Specify keywords to select which baselines to simulate. The selection is done by UVData.select, so it can accept any keyword that function accepts, except ones that affect polarization because pyuvsim computes all polarizations.

Note that if using the bls parameter for selecting, which specifies a list of baseline tuples, the list needs to be wrapped in a string in the obsparam yaml file.

In addition to the UVData.select keywords, a redundant_threshold parameter can be specified. If it is present, only one baseline from each set of redundant baselines is simulated. The redundant_threshold specifies how different two baseline vectors can be to still be called redundant – the magnitude of the vector differences must be less than or equal to the threshold.
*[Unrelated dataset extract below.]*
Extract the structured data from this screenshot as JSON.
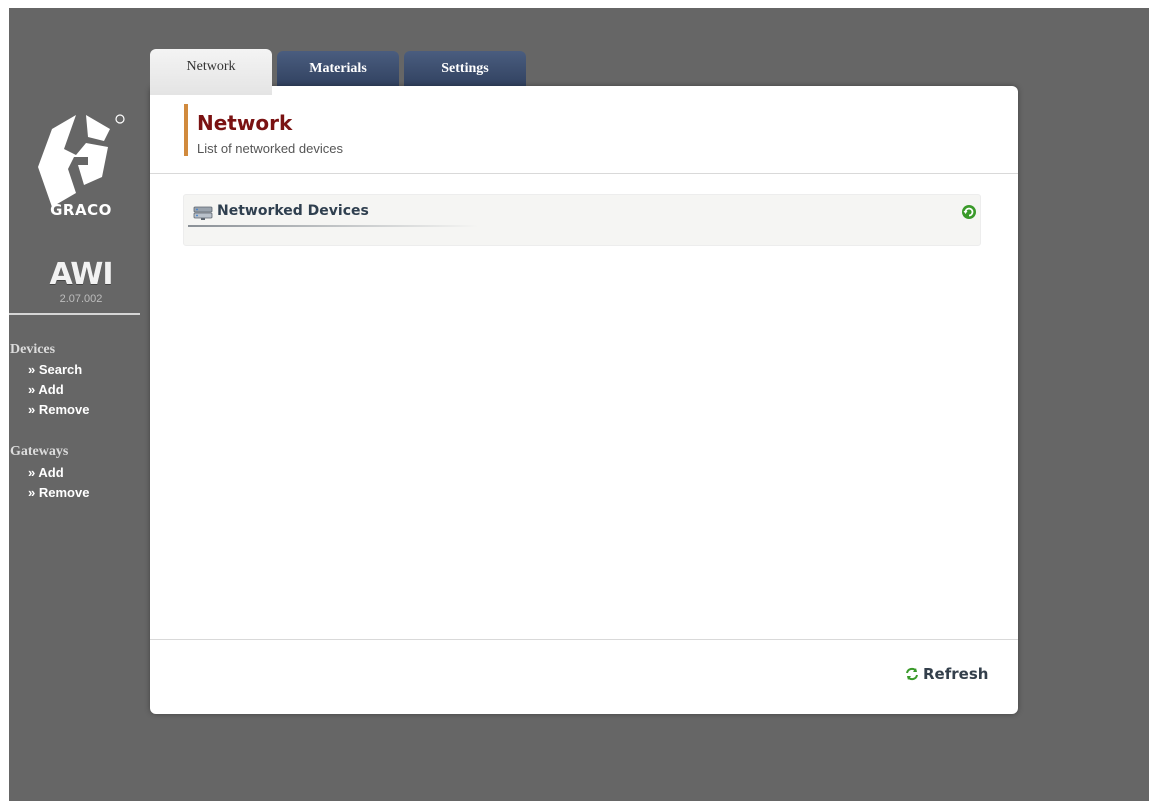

The vector differences are calculated for a phase center of zenith (i.e. in drift mode).

Ordering

Specify how data on the UVData object is ordered.

The baseline conjugation convention (specified as conjugation_convention) defaults to "ant1<ant2" (which is a change in versions 1.3.1, in earlier versions it defaulted to "ant2<ant1"). If it is set to something other than "ant1<ant2", it is passed to the pyuvdata.UVData.conjugate_bls() method, see those docs for more information.

The ordering along the baseline-time axis (specified as blt_order) defaults to ["time", "baseline"] (meaning it is ordered first by time and then by baseline number). If it is set to anything else, it is passed to the pyuvdata.UVData.reorder_blts() method, see those docs for more information. Note that the object is required to be in the ["time", "baseline"] order for running simulations with the pyuvsim simulator, so if it is set to anything else, the uvdata object will be reordered before the simulation and then ordered back as specified after the simulation is complete.